The chief experience and marketing officer of the company that owns Mandalay Bay, the Las Vegas resort where mass shooter Stephen Paddock killed 58 people and injured more than 500 from his 32nd-floor hotel suite on Sunday, took a moment to address the tragedy at the ANA Masters of Marketing conference in Orlando before giving a pre-scheduled talk on how MGM Resorts has transformed itself into an entertainment-driven brand over the past few years.
Lili Tomovich, who leads marketing for MGM Resorts, began her talk by stating that she’s grateful for the support she and others in Las Vegas have received in the wake of the “horrific, inexplicable” events that unfolded on Sunday evening.
“When I was on the plane last night flying here, for the first time in four days I had a chance to think and [I was] wondering what I could say to this lovely audience here,” she said to the conference’s attendees. “My message is one of just deep, deep gratitude for all of the support that we have received, not only from the community in Las Vegas, but the city, the country and frankly the world. It’s been overwhelming and graciously accepted. It’s really what has been keeping so many of us going through these dark, dark days that we’ve had. So I wanted to say thank you and I wanted to let you know that I’m really here today representing not only MGM Resorts, but Las Vegas and the strength of that community to go on.”
Tomovich went on to explain that a massive brand campaign called ‘Welcome to the Show' that the company launched just weeks before the shooting has been pulled in light of the massacre. She did not state if or when the campaign will resume, but a long-form version of the spot is still up on MGM Resorts’ YouTube page. Created by McCann New York, the video shows off the company’s many resorts – which include The Mirage, Circus Circus and Bellagio – and the various nightclubs, restaurants and shops housed within them.
With lines like ‘Mankind Was Not Born To Be Bored’ and ‘We Are Not In The Hotel Business, We Are In The Holy Sh*t Business,’ the ad aims to show consumers that the company’s various properties offer much more than hotel rooms and casinos. The spot is part of a larger rebrand strategy that began post-recession, when MGM decided to position its 27 properties as hubs of entertainment that cater to all tastes in hopes of spurring growth.
With eight million tickets sold annually for live events and the “largest collection of Michelin-starred restaurants and master sommeliers in the country,” Tomovich said she wants consumers to become more aware of all the different forms of entertainment that MGM Resorts has to offer, especially since casinos only represent 30% of the firm's revenue.

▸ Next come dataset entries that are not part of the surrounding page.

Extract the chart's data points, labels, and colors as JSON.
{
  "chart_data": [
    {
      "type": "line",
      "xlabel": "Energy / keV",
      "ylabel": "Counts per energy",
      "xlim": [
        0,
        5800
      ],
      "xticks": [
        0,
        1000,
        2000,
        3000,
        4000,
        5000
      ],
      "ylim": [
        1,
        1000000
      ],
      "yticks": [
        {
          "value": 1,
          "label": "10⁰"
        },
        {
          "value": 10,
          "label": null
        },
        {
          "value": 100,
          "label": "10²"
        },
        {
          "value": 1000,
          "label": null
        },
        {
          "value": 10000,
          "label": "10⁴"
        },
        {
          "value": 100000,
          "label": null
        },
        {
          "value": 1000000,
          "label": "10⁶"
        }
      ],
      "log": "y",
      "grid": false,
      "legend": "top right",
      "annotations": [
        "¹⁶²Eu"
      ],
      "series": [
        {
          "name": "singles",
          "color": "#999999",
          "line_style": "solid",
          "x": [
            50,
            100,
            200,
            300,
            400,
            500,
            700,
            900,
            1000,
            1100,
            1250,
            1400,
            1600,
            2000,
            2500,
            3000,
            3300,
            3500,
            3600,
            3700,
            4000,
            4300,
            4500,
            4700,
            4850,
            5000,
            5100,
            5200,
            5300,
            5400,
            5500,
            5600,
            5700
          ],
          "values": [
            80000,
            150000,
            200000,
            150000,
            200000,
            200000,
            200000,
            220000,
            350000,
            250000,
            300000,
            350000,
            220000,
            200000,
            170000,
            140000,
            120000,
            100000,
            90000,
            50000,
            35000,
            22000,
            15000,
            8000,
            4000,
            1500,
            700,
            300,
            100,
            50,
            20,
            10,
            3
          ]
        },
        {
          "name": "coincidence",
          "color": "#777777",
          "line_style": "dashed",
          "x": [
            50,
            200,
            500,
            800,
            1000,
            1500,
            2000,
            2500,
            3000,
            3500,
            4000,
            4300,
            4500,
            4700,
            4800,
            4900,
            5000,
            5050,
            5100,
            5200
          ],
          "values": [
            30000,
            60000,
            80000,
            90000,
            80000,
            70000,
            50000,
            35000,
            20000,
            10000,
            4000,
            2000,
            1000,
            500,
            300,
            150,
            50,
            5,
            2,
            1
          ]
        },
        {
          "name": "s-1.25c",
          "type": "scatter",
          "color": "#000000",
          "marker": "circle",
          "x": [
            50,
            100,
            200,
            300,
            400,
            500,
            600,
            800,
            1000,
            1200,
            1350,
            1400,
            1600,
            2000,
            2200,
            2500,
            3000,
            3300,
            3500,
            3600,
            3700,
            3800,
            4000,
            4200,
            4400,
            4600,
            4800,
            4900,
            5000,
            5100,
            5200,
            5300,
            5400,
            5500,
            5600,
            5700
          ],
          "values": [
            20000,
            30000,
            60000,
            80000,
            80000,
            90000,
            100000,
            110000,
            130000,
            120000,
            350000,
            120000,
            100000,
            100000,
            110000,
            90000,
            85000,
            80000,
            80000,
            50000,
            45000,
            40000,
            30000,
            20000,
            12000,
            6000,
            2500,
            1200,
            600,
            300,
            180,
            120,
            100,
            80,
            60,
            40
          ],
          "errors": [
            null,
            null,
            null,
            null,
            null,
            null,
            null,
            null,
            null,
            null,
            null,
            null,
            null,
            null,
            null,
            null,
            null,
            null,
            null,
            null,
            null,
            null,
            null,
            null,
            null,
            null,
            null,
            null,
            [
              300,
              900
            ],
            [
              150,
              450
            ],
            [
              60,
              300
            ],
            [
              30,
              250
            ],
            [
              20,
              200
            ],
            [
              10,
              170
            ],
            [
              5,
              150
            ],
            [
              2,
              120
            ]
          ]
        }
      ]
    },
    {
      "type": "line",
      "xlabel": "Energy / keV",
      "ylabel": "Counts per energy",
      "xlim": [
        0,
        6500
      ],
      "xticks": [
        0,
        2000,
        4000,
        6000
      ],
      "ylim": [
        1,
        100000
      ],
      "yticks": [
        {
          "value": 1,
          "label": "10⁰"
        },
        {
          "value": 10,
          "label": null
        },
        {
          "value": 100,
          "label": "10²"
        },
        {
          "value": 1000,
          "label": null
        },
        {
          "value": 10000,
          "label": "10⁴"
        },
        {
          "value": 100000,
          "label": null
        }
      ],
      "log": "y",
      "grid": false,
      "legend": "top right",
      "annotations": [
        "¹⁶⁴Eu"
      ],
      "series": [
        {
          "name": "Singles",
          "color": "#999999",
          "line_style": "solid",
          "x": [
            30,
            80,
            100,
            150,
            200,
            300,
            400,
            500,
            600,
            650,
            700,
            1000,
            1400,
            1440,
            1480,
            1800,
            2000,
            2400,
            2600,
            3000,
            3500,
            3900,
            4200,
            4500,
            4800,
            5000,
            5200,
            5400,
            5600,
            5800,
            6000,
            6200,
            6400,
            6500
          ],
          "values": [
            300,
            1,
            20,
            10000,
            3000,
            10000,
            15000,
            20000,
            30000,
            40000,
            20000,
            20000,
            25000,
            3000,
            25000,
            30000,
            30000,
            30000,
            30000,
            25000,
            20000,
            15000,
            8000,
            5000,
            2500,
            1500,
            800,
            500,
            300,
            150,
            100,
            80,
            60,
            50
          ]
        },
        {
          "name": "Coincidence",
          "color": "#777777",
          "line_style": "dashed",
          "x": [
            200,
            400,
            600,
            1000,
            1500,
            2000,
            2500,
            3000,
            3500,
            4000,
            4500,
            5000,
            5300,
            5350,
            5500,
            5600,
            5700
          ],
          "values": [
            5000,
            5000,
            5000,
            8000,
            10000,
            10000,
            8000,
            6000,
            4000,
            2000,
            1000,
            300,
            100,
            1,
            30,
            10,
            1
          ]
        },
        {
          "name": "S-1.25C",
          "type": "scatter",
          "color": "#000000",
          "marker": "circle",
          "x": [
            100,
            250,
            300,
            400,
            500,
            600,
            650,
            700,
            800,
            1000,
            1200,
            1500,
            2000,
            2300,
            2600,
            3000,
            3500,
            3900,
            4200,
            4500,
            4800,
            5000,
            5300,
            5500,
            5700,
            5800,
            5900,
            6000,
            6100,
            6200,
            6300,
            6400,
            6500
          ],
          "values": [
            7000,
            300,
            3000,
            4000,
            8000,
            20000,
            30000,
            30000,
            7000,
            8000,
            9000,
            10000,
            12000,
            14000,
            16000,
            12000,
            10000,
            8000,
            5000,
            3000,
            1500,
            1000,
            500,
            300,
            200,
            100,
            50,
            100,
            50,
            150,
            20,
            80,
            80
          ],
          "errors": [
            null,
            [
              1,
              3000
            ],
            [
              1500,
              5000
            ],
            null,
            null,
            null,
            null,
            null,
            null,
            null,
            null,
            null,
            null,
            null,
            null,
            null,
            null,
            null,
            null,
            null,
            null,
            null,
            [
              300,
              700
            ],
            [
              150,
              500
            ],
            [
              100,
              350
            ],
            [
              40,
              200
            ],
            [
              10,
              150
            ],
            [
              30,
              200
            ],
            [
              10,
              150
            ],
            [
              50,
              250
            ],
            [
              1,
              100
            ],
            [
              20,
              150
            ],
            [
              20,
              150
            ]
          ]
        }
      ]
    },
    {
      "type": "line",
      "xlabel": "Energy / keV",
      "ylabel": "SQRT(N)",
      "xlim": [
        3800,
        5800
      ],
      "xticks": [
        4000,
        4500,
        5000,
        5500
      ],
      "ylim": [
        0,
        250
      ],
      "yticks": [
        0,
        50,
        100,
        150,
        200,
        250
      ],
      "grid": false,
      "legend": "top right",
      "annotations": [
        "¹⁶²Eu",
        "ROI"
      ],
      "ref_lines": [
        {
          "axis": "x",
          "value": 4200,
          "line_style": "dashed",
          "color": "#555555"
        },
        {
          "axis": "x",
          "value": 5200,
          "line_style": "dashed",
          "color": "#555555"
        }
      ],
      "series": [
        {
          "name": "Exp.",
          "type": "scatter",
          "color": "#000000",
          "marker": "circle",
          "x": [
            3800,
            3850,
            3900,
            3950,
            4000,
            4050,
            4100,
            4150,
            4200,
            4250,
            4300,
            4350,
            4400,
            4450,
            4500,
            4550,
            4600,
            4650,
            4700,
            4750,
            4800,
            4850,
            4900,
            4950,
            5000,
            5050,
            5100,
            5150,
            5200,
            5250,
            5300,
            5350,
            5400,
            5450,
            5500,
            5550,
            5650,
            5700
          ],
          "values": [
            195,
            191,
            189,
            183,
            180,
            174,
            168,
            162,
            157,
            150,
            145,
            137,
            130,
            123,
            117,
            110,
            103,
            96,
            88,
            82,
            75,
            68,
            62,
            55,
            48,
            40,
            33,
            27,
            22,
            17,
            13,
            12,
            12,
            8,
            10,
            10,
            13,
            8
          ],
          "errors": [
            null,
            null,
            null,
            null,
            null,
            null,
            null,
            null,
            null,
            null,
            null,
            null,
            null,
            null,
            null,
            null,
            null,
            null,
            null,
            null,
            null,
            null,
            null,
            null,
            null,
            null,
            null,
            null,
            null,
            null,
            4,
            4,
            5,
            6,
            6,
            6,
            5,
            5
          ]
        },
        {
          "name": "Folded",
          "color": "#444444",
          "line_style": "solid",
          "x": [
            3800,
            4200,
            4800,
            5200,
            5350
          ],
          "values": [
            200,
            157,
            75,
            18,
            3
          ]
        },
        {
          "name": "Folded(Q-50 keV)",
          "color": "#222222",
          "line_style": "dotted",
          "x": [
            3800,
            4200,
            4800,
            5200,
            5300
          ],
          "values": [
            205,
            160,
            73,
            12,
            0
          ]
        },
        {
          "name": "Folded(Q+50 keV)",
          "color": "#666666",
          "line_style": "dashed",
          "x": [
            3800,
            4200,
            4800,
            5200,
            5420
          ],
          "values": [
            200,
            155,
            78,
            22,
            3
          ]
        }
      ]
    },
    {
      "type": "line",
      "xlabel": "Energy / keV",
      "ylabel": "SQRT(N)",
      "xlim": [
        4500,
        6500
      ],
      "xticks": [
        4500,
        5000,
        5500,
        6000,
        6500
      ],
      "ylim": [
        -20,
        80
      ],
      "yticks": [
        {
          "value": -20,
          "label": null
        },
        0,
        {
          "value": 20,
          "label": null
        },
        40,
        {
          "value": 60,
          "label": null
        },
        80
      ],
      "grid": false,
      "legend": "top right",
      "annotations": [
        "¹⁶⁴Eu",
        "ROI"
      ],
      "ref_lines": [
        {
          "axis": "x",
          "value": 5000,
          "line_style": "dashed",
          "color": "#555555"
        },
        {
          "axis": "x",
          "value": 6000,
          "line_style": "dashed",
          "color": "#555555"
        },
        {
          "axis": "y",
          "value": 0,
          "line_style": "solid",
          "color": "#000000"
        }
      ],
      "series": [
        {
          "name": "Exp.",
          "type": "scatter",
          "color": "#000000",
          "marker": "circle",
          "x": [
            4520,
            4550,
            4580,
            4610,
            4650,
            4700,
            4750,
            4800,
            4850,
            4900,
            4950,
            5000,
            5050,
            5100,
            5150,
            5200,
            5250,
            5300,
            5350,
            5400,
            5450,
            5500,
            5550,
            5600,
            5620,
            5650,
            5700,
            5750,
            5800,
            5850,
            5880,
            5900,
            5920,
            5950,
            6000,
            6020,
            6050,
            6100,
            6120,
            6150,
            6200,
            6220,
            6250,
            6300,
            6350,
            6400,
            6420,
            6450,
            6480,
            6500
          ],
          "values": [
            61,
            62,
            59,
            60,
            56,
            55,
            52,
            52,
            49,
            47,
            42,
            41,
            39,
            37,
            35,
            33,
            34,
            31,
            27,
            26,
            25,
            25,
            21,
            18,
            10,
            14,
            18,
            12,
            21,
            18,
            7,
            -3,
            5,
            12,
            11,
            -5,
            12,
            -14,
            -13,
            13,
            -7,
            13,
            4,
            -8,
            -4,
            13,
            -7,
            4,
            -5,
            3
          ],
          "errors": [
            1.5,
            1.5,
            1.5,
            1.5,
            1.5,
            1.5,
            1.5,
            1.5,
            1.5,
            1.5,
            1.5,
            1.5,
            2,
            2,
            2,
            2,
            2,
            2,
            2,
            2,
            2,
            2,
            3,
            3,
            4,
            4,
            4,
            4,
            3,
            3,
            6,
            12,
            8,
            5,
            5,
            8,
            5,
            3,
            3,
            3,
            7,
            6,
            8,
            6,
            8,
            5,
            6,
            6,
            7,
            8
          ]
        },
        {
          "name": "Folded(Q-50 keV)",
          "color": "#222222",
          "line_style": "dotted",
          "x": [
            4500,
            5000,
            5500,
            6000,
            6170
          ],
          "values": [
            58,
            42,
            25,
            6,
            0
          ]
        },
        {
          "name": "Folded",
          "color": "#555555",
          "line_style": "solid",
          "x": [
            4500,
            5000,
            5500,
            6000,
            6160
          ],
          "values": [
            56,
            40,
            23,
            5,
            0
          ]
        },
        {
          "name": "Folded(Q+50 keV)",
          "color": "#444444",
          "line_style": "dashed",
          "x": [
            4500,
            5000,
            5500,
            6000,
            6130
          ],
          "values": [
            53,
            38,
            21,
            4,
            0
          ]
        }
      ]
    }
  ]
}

“Our current belief is that entertainment is fundamental to human beings,” she said. “After Sunday’s horrific tragedy, it leads me to believe that the world does need more entertainment. We need moments of joyfulness where we can smile and laugh. To me, this statement has never been more true.”
During her talk, Tomovich explained that the company has spent the past few years training employees and building internal morale to ensure that staffers across all of its different properties are aligned with its new mission of providing guests with exceptional, entertaining experiences. Since MGM Resorts employs 77,000 staffers across different disciplines, Tomovich said that she’s spent much of her time over the past few years going “ballroom to ballroom” for employee training sessions.
“We wanted to make sure that we aligned our culture with our brand,” she said. “That was so incredibly important. We wanted to make sure our people understood who we were as a company and why we existed.”
The company took numerous approaches and steps to build employee pride and provide them with ways to embrace the new mission. For example, she said that it developed the acronym SHOW – which stands for ‘Smile & Greet,’ ‘Hear the Guest Story,’ ‘Own the Experience’ and 'Wow the Guest’ – to help employees with guest interactions.
“I would have never known this a year ago, but with the tragedy that took place Sunday night, I can’t tell you how many people told me that this actually helped them get through it,” she said. “Employees that were just completely at a loss and were running up to guests who were in desperate need of help actually thought back to this framework. This, in hindsight, was an incredibly powerful tool for us.”
MGM Resorts has also taken steps to ensure that its guest experience lives up to expectations. For example, Tomovich said that employees are now equipped with comp certificates that they can give to guests in the event that something goes awry, meaning guests can receive things like two free drinks or a complimentary pass to a buffet if they’re unsatisfied with some element of their experience. While Tomovich admitted her team was nervous to hand so much control over to its thousands of staffers, she said it’s turned out to be an “incredible initiative” that has “really empowered employees.”
Tomovich concluded her talk by telling attendees that MGM Resorts’ internal brand-building efforts, which took about 18 months, have allowed both leadership and employees to understand what their respective roles are and how they fit into the larger brand ethos. She advised other brands who may be preparing to embark on their own brand refresh or repositioning to make sure that they are fully prepared internally before launching anything consumer-facing.
“Before you tell your brand proposition to the world at large, you better damn well be prepared to deliver it,” she said.